High-Tech Media Lab Established at Howard
By Ronald Roach
WASHINGTON
The Microsoft Corp., donating software and $70,000 in cash for the purchase of computer hardware and furniture, has joined with the National Newspaper Publishers Association (NNPA) and the Howard University Department of Journalism to launch the Converged Media Lab for journalism students at the university. The new lab combines broadcast, print, advertising and public relations studies and provides one of the most advanced converged journalism curricula available at a historically Black college or university.
The multimedia facility, which is a refurbished classroom modeled after open newsrooms, contains broadcast monitors and 10 workstations with computers, printers, scanners and digital graphic design equipment. The lab is equipped with high-tech tools that will serve the 367 currently enrolled journalism majors. The innovative classroom is linked to the NNPA’s newsroom. The NNPA is an organization that serves the nation’s Black-owned newspapers.

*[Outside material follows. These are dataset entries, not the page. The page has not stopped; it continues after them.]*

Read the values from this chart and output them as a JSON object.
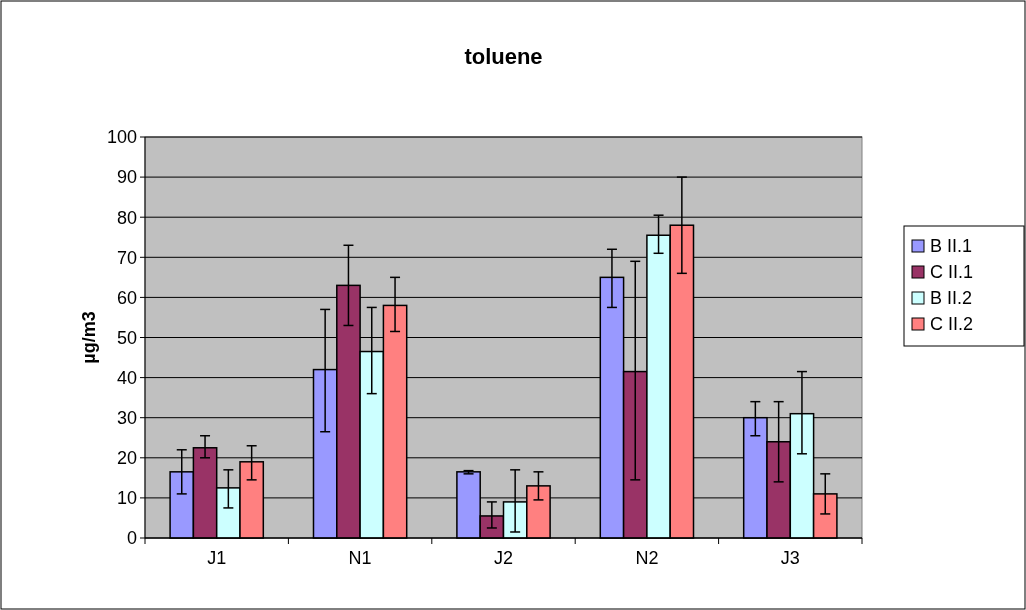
{
  "chart_data": {
    "type": "bar",
    "title": "toluene",
    "ylabel": "µg/m3",
    "categories": [
      "J1",
      "N1",
      "J2",
      "N2",
      "J3"
    ],
    "series": [
      {
        "name": "B II.1",
        "color": "#9999ff",
        "values": [
          16.5,
          42,
          16.5,
          65,
          30
        ],
        "errors": [
          [
            11,
            22
          ],
          [
            26.5,
            57
          ],
          [
            16,
            16.8
          ],
          [
            57.5,
            72
          ],
          [
            25.5,
            34
          ]
        ]
      },
      {
        "name": "C II.1",
        "color": "#993366",
        "values": [
          22.5,
          63,
          5.5,
          41.5,
          24
        ],
        "errors": [
          [
            20,
            25.5
          ],
          [
            53,
            73
          ],
          [
            2.5,
            9
          ],
          [
            14.5,
            69
          ],
          [
            14,
            34
          ]
        ]
      },
      {
        "name": "B II.2",
        "color": "#ccffff",
        "values": [
          12.5,
          46.5,
          9,
          75.5,
          31
        ],
        "errors": [
          [
            7.5,
            17
          ],
          [
            36,
            57.5
          ],
          [
            1.5,
            17
          ],
          [
            71,
            80.5
          ],
          [
            21,
            41.5
          ]
        ]
      },
      {
        "name": "C II.2",
        "color": "#ff8080",
        "values": [
          19,
          58,
          13,
          78,
          11
        ],
        "errors": [
          [
            14.5,
            23
          ],
          [
            51.5,
            65
          ],
          [
            9.5,
            16.5
          ],
          [
            66,
            90
          ],
          [
            6,
            16
          ]
        ]
      }
    ],
    "ylim": [
      0,
      100
    ],
    "yticks": [
      0,
      10,
      20,
      30,
      40,
      50,
      60,
      70,
      80,
      90,
      100
    ],
    "grid": "y",
    "legend": "right"
  }
}
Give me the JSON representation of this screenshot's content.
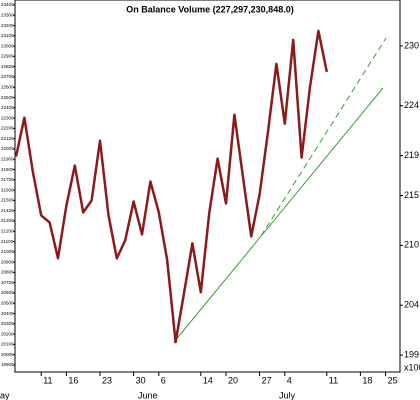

“This exciting partnership merges Howard University’s journalism classroom with the NNPA’s newsroom,” says George Curry, editor in chief of the NNPA’s electronic news wire service, BlackPressUSA.com. “The lab provides students with the experience of writing for a national news outlet that reaches more than 200 Black newspapers and 15 million readers. Students will come to the lab to put into practice what they’ve learned in the classroom.”
“We know that the convergence is occurring. To help shape change, you need to embrace it and try to understand and work with it,” says Dr. Jannette Dates, dean of Howard University’s School of Communications.
The launch in October included a ribbon-cutting ceremony with remarks from Dean Dates; John “Jake” Oliver Jr., president of the National Newspaper Publishers Association; Tom Broadwater, general manager of the mid-Atlantic region at Microsoft; and Makebra Anderson, Howard journalism major and executive editor of the student Web site BlackCollegeView.com.